Stanford Medicine Newsletter Updates For the Local Community


When the road to college is complicated by chronic illness

A journey toward independence


In September, Hari Suresh of Fremont embarked on his freshman year at UC Davis after a long and painful journey. He had not only fought through years of illness and chronic pain but also struggled to get the education he needed for college. Fortunately, he and his family found help through an advocacy program at Lucile Packard Children's Hospital Stanford, which he credits, along with his persistence, for allowing him to realize his goal.

Suresh first came to Packard Children's during middle school in 2008 and was diagnosed with juvenile arthritis, causing painful joint inflammation. In his junior year of high school, when most of his friends were gearing up to apply to college, he was diagnosed with Crohn's colitis, chronic inflammation in the walls of the digestive tract and large intestine. Patients may experience unpredictable, painful flare-ups, as well as heavy cramping and frequent diarrhea. Those symptoms, coupled with pain from his arthritis, made it impossible for him to go to school.
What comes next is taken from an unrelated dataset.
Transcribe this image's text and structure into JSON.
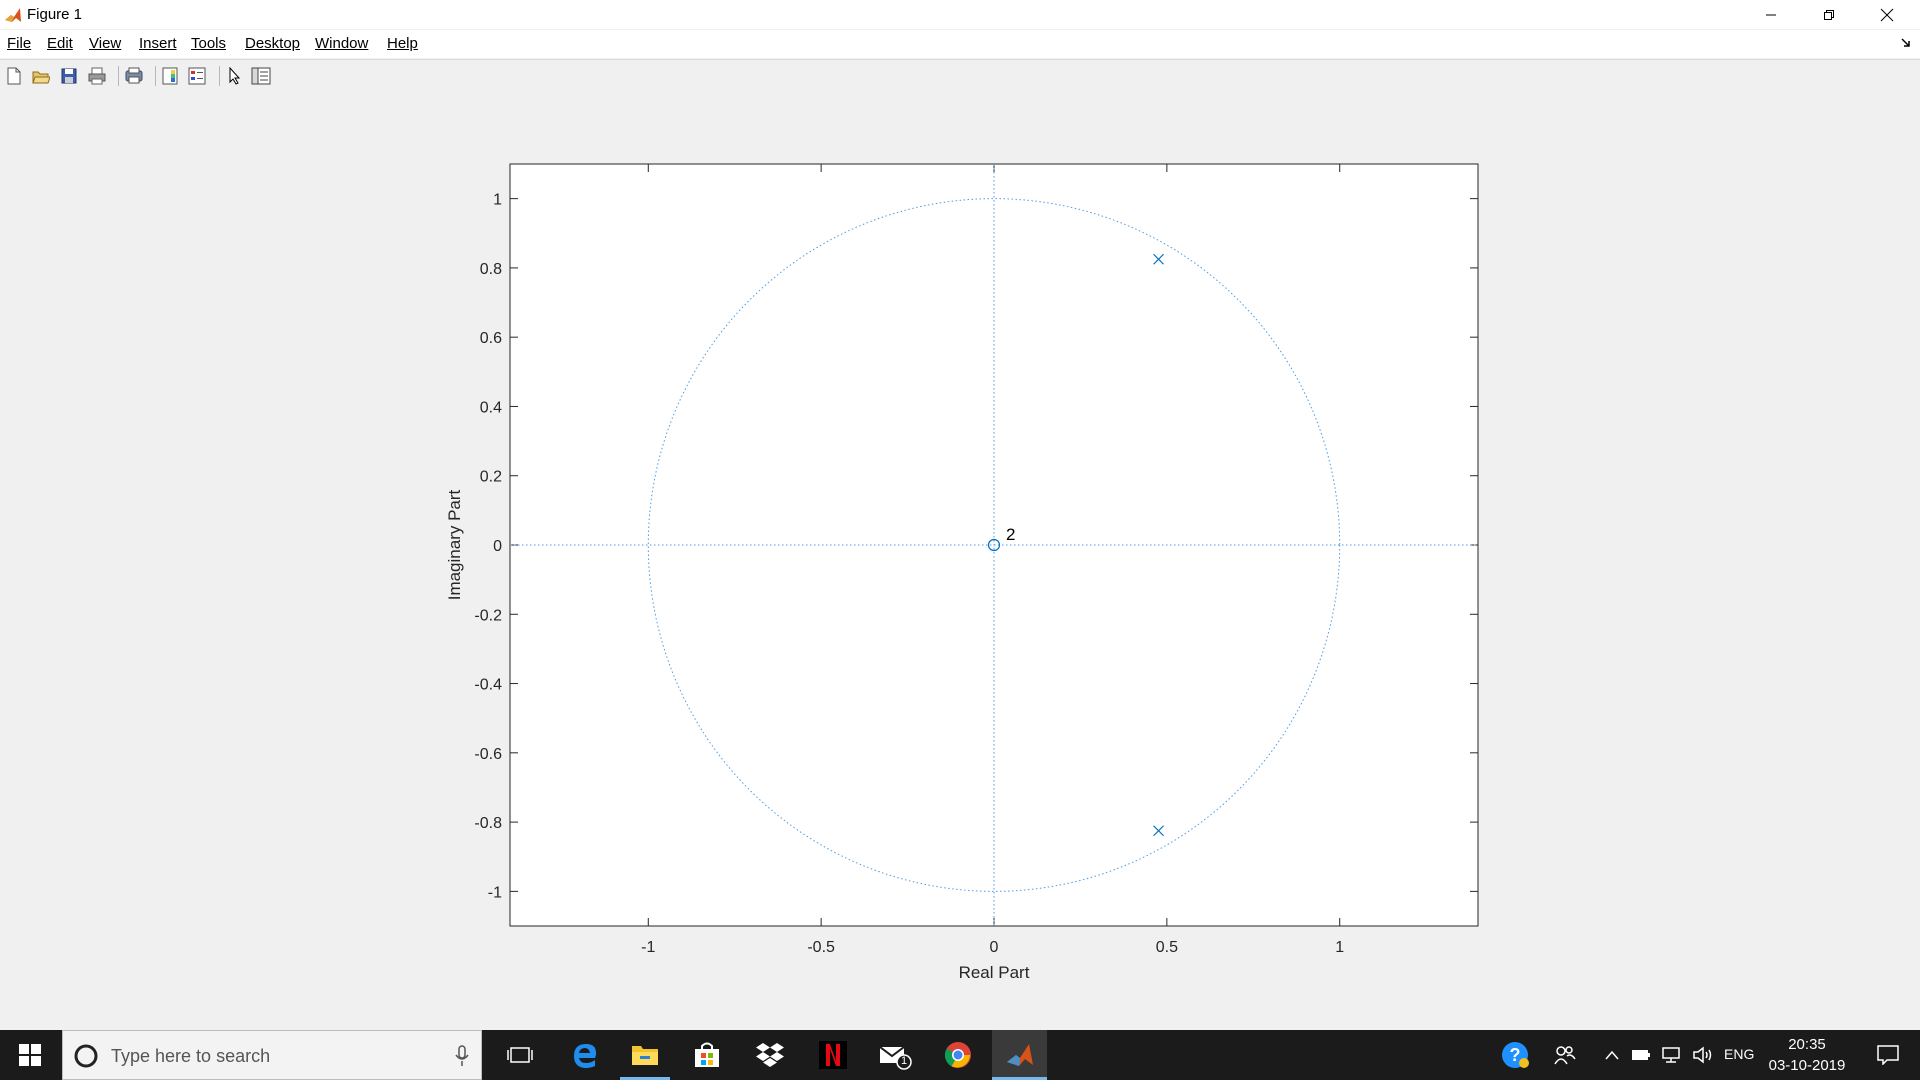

As Suresh's gastroenterologist, William Berquist, MD, recalled, "His symptoms were significant, his body had difficulty maintaining good nutritional status and he was dealing with sleep issues."
Suresh missed two years of school, was unable to graduate with his class, and lost connection to friends and high school life. He wondered whether his life would ever be "normal" again.

A straight-A student

"School had always been a huge part of my life, and to have that removed for that period was very distressing," said Suresh, who was a straight-A student. "It was difficult to be cut off from my peers over that time. I felt isolated."

During that time, he found support in the Pediatric Pain Management Clinic at Packard Children's, where he spent a month in the intensive pain program. For seven to eight hours a day, he received physical and occupational therapies and learned pain management techniques that increased his endurance. He also met other young people in the program with chronic illnesses and similar experiences.

"For the first time in a long time, I felt a sense of camaraderie with my peers," he said, "like I was just 'one of the guys.'"

Children with chronic pain and illness may frequently miss school; have trouble with focus, performance and learning; and experience a sense of having been left behind, said Jeanne Kane, MA, program supervisor for Packard Children's HEAL program (Hospital Educational Advocacy Liaisons). The program supports families of medically fragile children so that youngsters can experience success in learning despite limitations imposed by their medical condition.

Suresh's schoolwork had suffered from his frequent absences during hospital stays, fatigue and stress, as well as from memory issues associated with his medications. Kane met with officials at his school to advocate for educational accommodations. Suresh was given more days to complete homework and exams, allowed to use word processing in class, and granted more time — two extra years — to finish high school.

"I felt excited to go to school again," he said. "It allowed me to expand my horizons again to being more than just my illness and trying to get my school work done."

Rashmi Bhandari, PhD, pain psychologist in the Pediatric Pain Management Clinic, also worked with Suresh's parents. "Parents are hardwired to protect their kids, especially when they are sick; they want to do everything for them," she said. "We re-teach parents to encourage their child to function as independently as possible in a supportive environment."

With Kane's help, Suresh applied to colleges that would provide support for his health issues. He was happy to be accepted to UC-Davis — a celebrated victory for everyone in his life. Though he will have to adapt to managing his medical care in college, "I am most looking forward to being a college student, not feeling different, not being a patien t— getting the chance to live my life," he said.